31. В кондитерской Рындина и парень лет двадцати трех. На столике лежит небольшой квадратный сверточек, обернутый газетой и обклеенный скотчем.

Парень веселый. Один зуб родной, другой золотой, третьего нет… Руки в татуировках. С удовольствием ест большую красивую порцию мороженого, обильно политого шоколадным сиропом.

— Мы Николая Макаровича сильно уважали. Он ведь музей затопленных земель устроил, все сам. Против черных ныряльщиков боролся. А как бороться-то? У меня дед в землячестве затопленных состоял. Тоже все собирал. Он вообще учителем был, дед. Когда вас по телевизору увидал, с Николаем Макаровичем, сразу решил вам эти записи переправить. А сам пошел в Бобровку на похороны, выпил, обратно шел, притомился и замерз… Он за мамкой своей записывал, тоже историю уважал, края наши… Чтобы знали, чтобы не забывать… После деда я и решил вам это отдать, так надежнее. Я билет на автобус до Москвы на восьмое взял, а шестого с пацанами пошли на танцы в Козловку, там эти, с Грибовки, ну мы как начали их метелить… Один возьми да и кердыкнись. Потом уж, в СИЗО, и на зоне тоже, я все в толк взять не мог — ну и на фига я его так? Танцы, блин, положено, чтобы отметелить кого… Да я вообще против него ничего не имел… Танцы, блин… Четыре, блин, года, как этот, а потом по удо… Боялся, пропадут записи-то… Вроде в целости, довез…
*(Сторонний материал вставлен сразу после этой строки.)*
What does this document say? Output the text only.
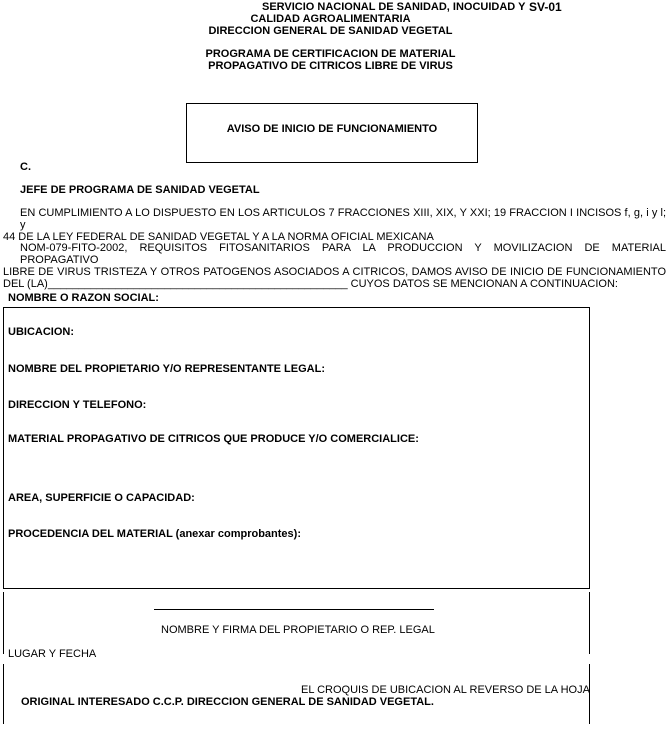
SERVICIO NACIONAL DE SANIDAD, INOCUIDAD Y SV-01
CALIDAD AGROALIMENTARIA
DIRECCION GENERAL DE SANIDAD VEGETAL
PROGRAMA DE CERTIFICACION DE MATERIAL
PROPAGATIVO DE CITRICOS LIBRE DE VIRUS
AVISO DE INICIO DE FUNCIONAMIENTO
C.
JEFE DE PROGRAMA DE SANIDAD VEGETAL
EN CUMPLIMIENTO A LO DISPUESTO EN LOS ARTICULOS 7 FRACCIONES XIII, XIX, Y XXI; 19 FRACCION I INCISOS f, g, i y l; y
44 DE LA LEY FEDERAL DE SANIDAD VEGETAL Y A LA NORMA OFICIAL MEXICANA
NOM-079-FITO-2002, REQUISITOS FITOSANITARIOS PARA LA PRODUCCION Y MOVILIZACION DE MATERIAL PROPAGATIVO
LIBRE DE VIRUS TRISTEZA Y OTROS PATOGENOS ASOCIADOS A CITRICOS, DAMOS AVISO DE INICIO DE FUNCIONAMIENTO
DEL (LA)_________________________________________________ CUYOS DATOS SE MENCIONAN A CONTINUACION:
NOMBRE O RAZON SOCIAL:
UBICACION:
NOMBRE DEL PROPIETARIO Y/O REPRESENTANTE LEGAL:
DIRECCION Y TELEFONO:
MATERIAL PROPAGATIVO DE CITRICOS QUE PRODUCE Y/O COMERCIALICE:
AREA, SUPERFICIE O CAPACIDAD:
PROCEDENCIA DEL MATERIAL (anexar comprobantes):
NOMBRE Y FIRMA DEL PROPIETARIO O REP. LEGAL
LUGAR Y FECHA
EL CROQUIS DE UBICACION AL REVERSO DE LA HOJA
ORIGINAL INTERESADO C.C.P. DIRECCION GENERAL DE SANIDAD VEGETAL.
— Ты как сам-то дальше жить собираешься? — спрашивает Рындина.

— Да как все. Дома буду. На тракториста выучусь. Женюсь. Сопьюсь. Подохну…

Смеется и встает, берет ветровку. Светловолосый, высокий. Настоящий добрый молодец, богатырь, только без зубов и в татуировках.

— Эх, Москва, Москва… Приехать бы с деньгами, в казино сходить…

32. Машина с мигалкой.

Шура-гибрид держит на коленях труп кота, упакованный в черный пакетик. Шура украдкой глотает слезы. Вытирает ладонью розовые гладкие щеки.